Azure Automated Machine Learning is an awesome tool. It significantly lowers the bar of entry for data science by allowing folk to submit their datasets to the service, tell it what type of data science task (ie Classification, Regression etc) it is, configure a couple of parameters and then – boom – the machinery will grind away, iterate through all the various algorithms and parameters until it finds the “best model” – from which you can publish as a web service endpoint to be consumed by the likes of Power BI.
See this video for an overview of the service –
So far so awesome – however, what if you need to do some batch scoring against this newly generated API to land the output in a new scored dataset? You could do Power BI and connect to the endpoint, but what if you needed proper batch scoring into another table to be consumed as part of your wider data platform?
Well – if you can dabble in code (and by that I mean the likes of Python, not SQL), then you’re golden – there are numerous notebook examples out there that shows you how to capture the best model from the AutoML run, convert it to onnx format (to allow real portability between services – key for later in this blog) and consume.
But what you don’t want to dip into code? What if you’ve got your dataset in your Synapse workspace and want a build of model off that, then use it to “score” fresh data as it comes in?
Well, the Synapse Model Scoring Wizard is what you need to be checking out along with this excellent overview video –
The Model Scoring Wizard allows you to train models via Automated ML and subsequently use said model for future batch scoring.
Let’s get started:
A service principal to with appropriate permissions on the Azure ML workspace.
Some data. I used a Kaggle dataset for used car prices for this.
Step 1 – Create a Linked Service to your Machine Learning Workspace from your Synapse Workspace.
This is so you can submit your machine learning run from Synapse
In your Synapse Workspace, click Manage, then Linked Services, then + New to add a new linked service.
Browse for Azure Machine Learning –
Then complete the necessary fields to add the Machine Learning Workspace you created earlier. Note, you will need the Service Principal details here too from the prereqs.
Step 2 – Train your data using AutomML, directly from the Synapse Workspace
1 – In order to train a new model, you’ll first need your data inside a Spark table. A quick way of doing this is to use the to import your data file using the “New Notebook” functionality –
2 – With your spark table imported, you can now launch the model training wizard by right clicking your newly imported table, clicking “Machine Learning”, then click “Enrich with new model” –
When setting up your run, you will need to select the Machine Learning workspace you linked to earlier, then choose the relevant options. As I was predicting car prices in this demo, I chose “regression” and changed the job time down to 1 hour.
NOTE – I also amended the ONNX model compatibility to “TRUE”, as Synapse can currently only recognise ONNX model.s.
Whilst this is running, we can flip over to our Machine Learning workspace and watch as the run iterates through the different algorithms in AutoML before ultimately finding and registering the best fit model.
And we view the various models that were scored as part of the process –
Step 3 – Create a batch scoring stored procedure from our AutoML model
Once our model training and registration is compete, we can now take some “actual” data from within our Synapse SQL Pool and enrich it with the trained model. In this example I’m simply using the training data again to simulate the process.
In your Workspace, create a table in your Dedicated SQL Pool that contains your new data. Then, right click the table, click “Machine Learning”, then click “Enrich with existing model”.
This process will do the following things –
- If a table to store our model doesn’t exist, it will allow you to create one.

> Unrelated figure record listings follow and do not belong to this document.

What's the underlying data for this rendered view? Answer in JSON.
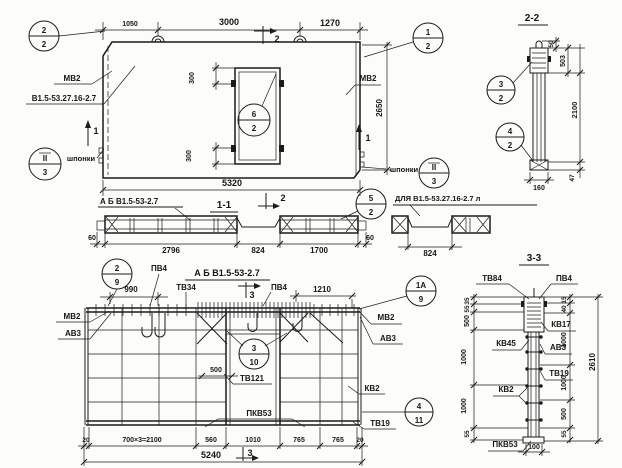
{
  "top_view": {
    "balloons": {
      "corner_left": {
        "num": "2",
        "sheet": "2"
      },
      "corner_right": {
        "num": "1",
        "sheet": "2"
      },
      "door": {
        "num": "6",
        "sheet": "2"
      },
      "key_left": {
        "num": "II",
        "sheet": "3"
      },
      "key_right": {
        "num": "II",
        "sheet": "3"
      }
    },
    "dims": {
      "seg1": "1050",
      "seg2": "3000",
      "seg3": "1270",
      "height": "2650",
      "total": "5320",
      "door_top": "300",
      "door_bottom": "300"
    },
    "labels": {
      "mark_left": "МВ2",
      "series_left": "В1.5-53.27.16-2.7",
      "mark_right": "МВ2",
      "keys_left": "шпонки",
      "keys_right": "шпонки"
    },
    "markers": {
      "sec2_top": "2",
      "sec2_bottom": "2",
      "sec1_left": "1",
      "sec1_right": "1"
    }
  },
  "section22": {
    "title": "2-2",
    "balloons": {
      "upper": {
        "num": "3",
        "sheet": "2"
      },
      "lower": {
        "num": "4",
        "sheet": "2"
      }
    },
    "dims": {
      "d50": "50",
      "d503": "503",
      "d2100": "2100",
      "d47": "47",
      "d160": "160"
    }
  },
  "section11": {
    "title": "1-1",
    "label": "А Б В1.5-53-2.7",
    "balloon": {
      "num": "5",
      "sheet": "2"
    },
    "dims": {
      "left60": "60",
      "seg1": "2796",
      "seg2": "824",
      "seg3": "1700",
      "right60": "60"
    },
    "variant": {
      "label": "ДЛЯ В1.5-53.27.16-2.7 л",
      "dim824": "824"
    }
  },
  "plan": {
    "title": "А Б В1.5-53-2.7",
    "balloons": {
      "tl": {
        "num": "2",
        "sheet": "9"
      },
      "tr": {
        "num": "1А",
        "sheet": "9"
      },
      "mid": {
        "num": "3",
        "sheet": "10"
      },
      "right": {
        "num": "4",
        "sheet": "11"
      }
    },
    "labels": {
      "pv4_left": "ПВ4",
      "tv34": "ТВ34",
      "pv4_right": "ПВ4",
      "mv2_left": "МВ2",
      "av3_left": "АВ3",
      "mv2_right": "МВ2",
      "av3_right": "АВ3",
      "kv2": "КВ2",
      "tv19": "ТВ19",
      "tv121": "ТВ121",
      "pkv53": "ПКВ53"
    },
    "dims": {
      "d990": "990",
      "d1210": "1210",
      "d500": "500",
      "row": [
        "20",
        "700×3=2100",
        "560",
        "1010",
        "765",
        "765",
        "20"
      ],
      "total": "5240"
    },
    "markers": {
      "sec3_top": "3",
      "sec3_bottom": "3"
    }
  },
  "section33": {
    "title": "3-3",
    "labels": {
      "tv84": "ТВ84",
      "pv4": "ПВ4",
      "kv17": "КВ17",
      "av3": "АВ3",
      "kv45": "КВ45",
      "kv2": "КВ2",
      "tv19": "ТВ19",
      "pkv53": "ПКВ53"
    },
    "dims_left": [
      "35",
      "55",
      "500",
      "1000",
      "1000",
      "55"
    ],
    "dims_right": [
      "15",
      "40",
      "1000",
      "1000",
      "500",
      "55"
    ],
    "dims": {
      "total": "2610",
      "base": "100"
    }
  }
}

- It will create a stored procedure that uses your data table, along with the imported model, to create a PREDICT statement. This creates an output dataset that includes your original fields PLUS the scored columns that are produced from the model.
- You can now use this stored procedure as part of a regular process to batch score new data against your trained AutoML model.
It will take a few minutes to upload the model into Synapse and create the DDL (data definition language) to create the stored procedure. When that’s done, it will open the final SQL script which you’ll run to deploy your scoring scored procedure.
When you call your stored procedure you now get your original dataset back, plus the “scored” value from your AutoML model.
Hopefully this shows you a straight forward way of creating an AutoML model with minimal effort for your own data, training and creating the best fit model, before finally allowed an easy of scoring fresh data against your model, all within the confines of the Synapse Workspace.